7.18 - Warriors 04-text

In the past weeks, especially as I have started my sophomore year at Parkwood, I’ve been thinking a lot about discipline.

dis·ci·pline v. to bring to a state of order and obedience through training and control

You may be aware of my recent trip to China, from which I returned exactly three weeks ago. Within the sponsoring organization, Teen Missions, discipline is centrally embraced. Everyone must learn discipline in order to accomplish tasks safely and efficiently. There’s no doubt it works—I know of no other organization whereby hundreds of teens raise support, train for two weeks, travel around the world, and live in a foreign country for a month so successfully.

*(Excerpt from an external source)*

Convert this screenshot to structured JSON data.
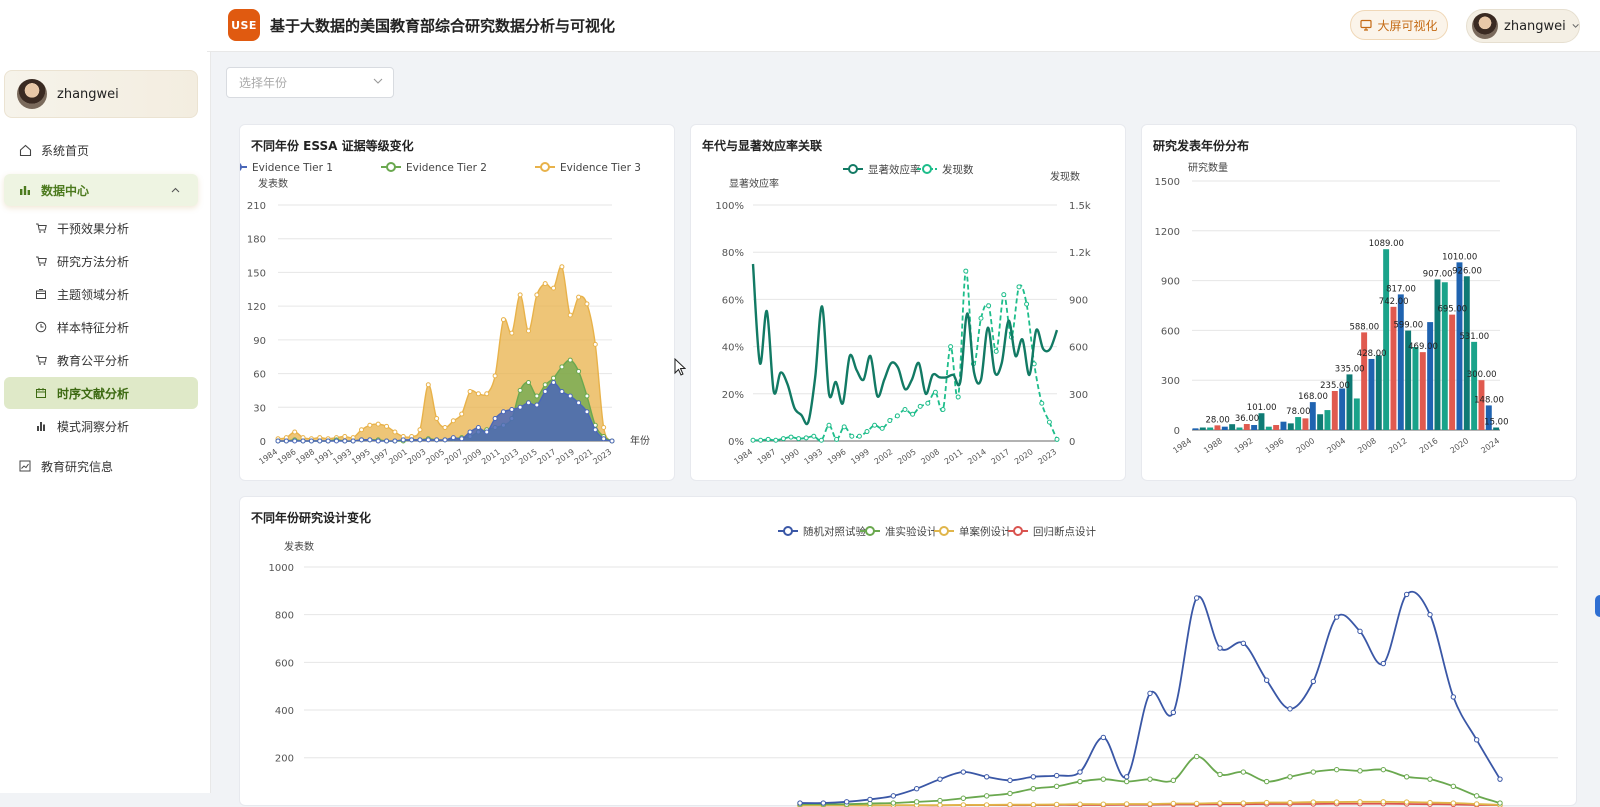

The schedule I lived by this summer taught me that it is very worthwhile to keep daily habits and times. Once home, I was inspired to apply disciplines learned from Teen Missions to my regular life. I’ve found that if I don’t keep the following disciplines, I am much more slothful, unproductive, and lacking both as a student and as a human.

Daily time with God: A habit encouraged by many, this half-hour every morning is a rule at Teen Missions. I’ve found it absolutely essential to my spiritual development and nourishment. I enjoy reading the Bible; I find it very applicable to current situations in my life. However, at home it has not always been 30 minutes, or when I am fully awake, or even at all. I must discipline myself to spend this time growing in my relationship with God every day.

Sleep: I must wake up early enough to fit this in before school, and an early-morning awakening calls for a reasonable bedtime. Therefore, I am challenged to go to bed by 10 o’clock at the latest—in China we were in bed by 8:30. This involves doing my homework first, not turning on the computer to visit Facebook or work on pictures, and closing my book. In the past the largest drain on my time has been the computer. Now, Chemistry, Algebra, and art take care of that problem.

image

Cross-country: Also helping me get to bed on time is cross-country practice. In my daily life, this is the most difficult discipline. I must push myself to run through pain, fatigue, unwillingness of mind and body. I must make time to run even on weekends and holidays. But like I mentioned, running helps me regulate other parts of my life, like eating at the right time, sleeping well, and just being more aware of time. For the sake of performance, I also try to consume less chocolate and sweets than I am inclined to eat—I confess that I usually fail when it comes to that!

I believe this is one of the reasons God wanted me to do cross-country again this year—to teach me discipline. It follows the principles of Do Hard Things.

What do you do to challenge and discipline yourself?
What do you do that stretches you personally and makes you grow?

A lesson learned in China.

There is another definition of discipline, usually a definition intended when speaking about children: correction.